Very common, yes. The intense spontaneous desire of early relationships is partly driven by novelty and the neurochemistry of new attraction – both of which naturally moderate over time. Long-term desire tends to shift from spontaneous to more responsive in nature. Many couples find that intentional investment in conditions for desire – physical affection, emotional connection, reducing routine and pressure around sex – becomes increasingly important over time. This is not a sign of a failing relationship. It is a feature of established ones that benefits from conscious attention.
Q: Can low libido be a sign of depression even if I don’t feel depressed?
Yes. Reduced libido can be an early or prominent feature of depression even when other symptoms – sadness, hopelessness, crying – are less obvious. Anhedonia, fatigue, and low motivation are all features of depression that affect sexual desire and can appear before the person would describe themselves as depressed. If you’ve noticed low libido alongside reduced enjoyment of other activities, low energy, or changes in sleep and appetite, a screening for depression is worth pursuing.
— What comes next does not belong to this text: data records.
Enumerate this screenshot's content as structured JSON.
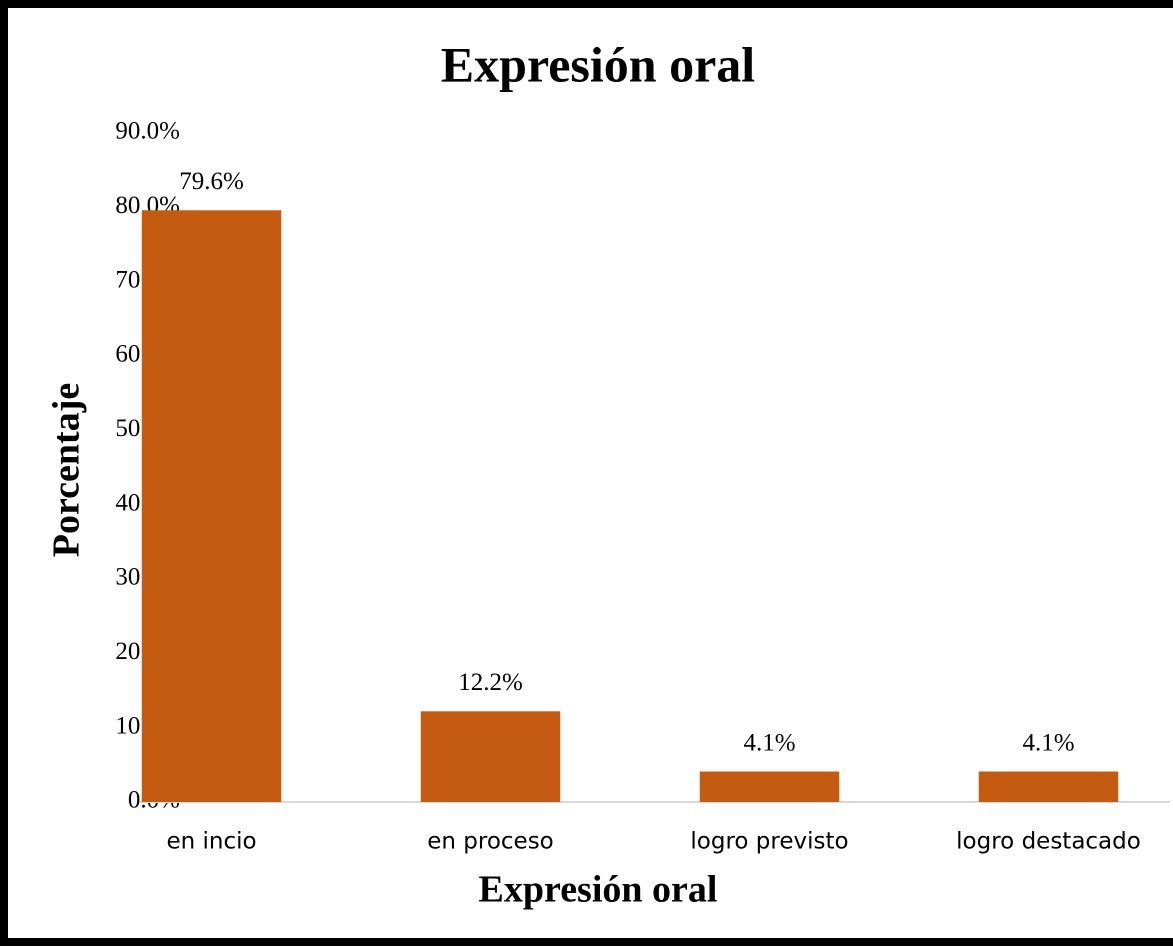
{
  "chart_data": {
    "type": "bar",
    "title": "Expresión oral",
    "x_label": "Expresión oral",
    "y_label": "Porcentaje",
    "categories": [
      "en incio",
      "en proceso",
      "logro previsto",
      "logro destacado"
    ],
    "values": [
      79.6,
      12.2,
      4.1,
      4.1
    ],
    "value_labels": [
      "79.6%",
      "12.2%",
      "4.1%",
      "4.1%"
    ],
    "color": "#c55a11",
    "ylim": [
      0,
      90
    ],
    "yticks": [
      {
        "value": 0,
        "label": "0.0%"
      },
      {
        "value": 10,
        "label": "10.0%"
      },
      {
        "value": 20,
        "label": "20.0%"
      },
      {
        "value": 30,
        "label": "30.0%"
      },
      {
        "value": 40,
        "label": "40.0%"
      },
      {
        "value": 50,
        "label": "50.0%"
      },
      {
        "value": 60,
        "label": "60.0%"
      },
      {
        "value": 70,
        "label": "70.0%"
      },
      {
        "value": 80,
        "label": "80.0%"
      },
      {
        "value": 90,
        "label": "90.0%"
      }
    ],
    "grid": false
  }
}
Q: My doctor tested my testosterone and said it was normal. Why is my libido still low?
Testosterone is one contributor among many – not the only one. Normal testosterone doesn’t rule out other hormonal issues (thyroid, prolactin), medication effects, psychological contributors, or relational factors. It also depends on what “normal” means in the specific test – reference ranges are broad, and a testosterone level at the low end of normal may be insufficient for a particular individual. A comprehensive evaluation considers all contributing factors rather than stopping at one normal result.
Q: Are libido-boosting supplements worth trying?
Most have very limited evidence. Maca root, ashwagandha, tribulus terrestris, and similar supplements have small, inconsistent effects in clinical trials with generally poor research quality. They are not dangerous in most cases but are not a reliable or meaningful solution for most people with clinically significant low libido. Addressing actual contributors – hormonal, medication, lifestyle, psychological – produces far more reliable results.
Q: Can low libido permanently damage a relationship?
Unaddressed low libido that is causing one or both partners significant distress can create distance, resentment, and disconnection over time – particularly if the higher-desire partner interprets it as rejection or the lower-desire partner feels chronic pressure or guilt. These dynamics are real and worth taking seriously. But low libido itself is rarely the core problem – it is usually a symptom of something addressable. Couples who communicate openly about it and seek appropriate support – including couples therapy or sex therapy – typically navigate it far better than those who don’t discuss it at all.
Disclaimer: This article is for educational purposes only and does not constitute medical advice. Always consult a qualified healthcare professional for personal health concerns.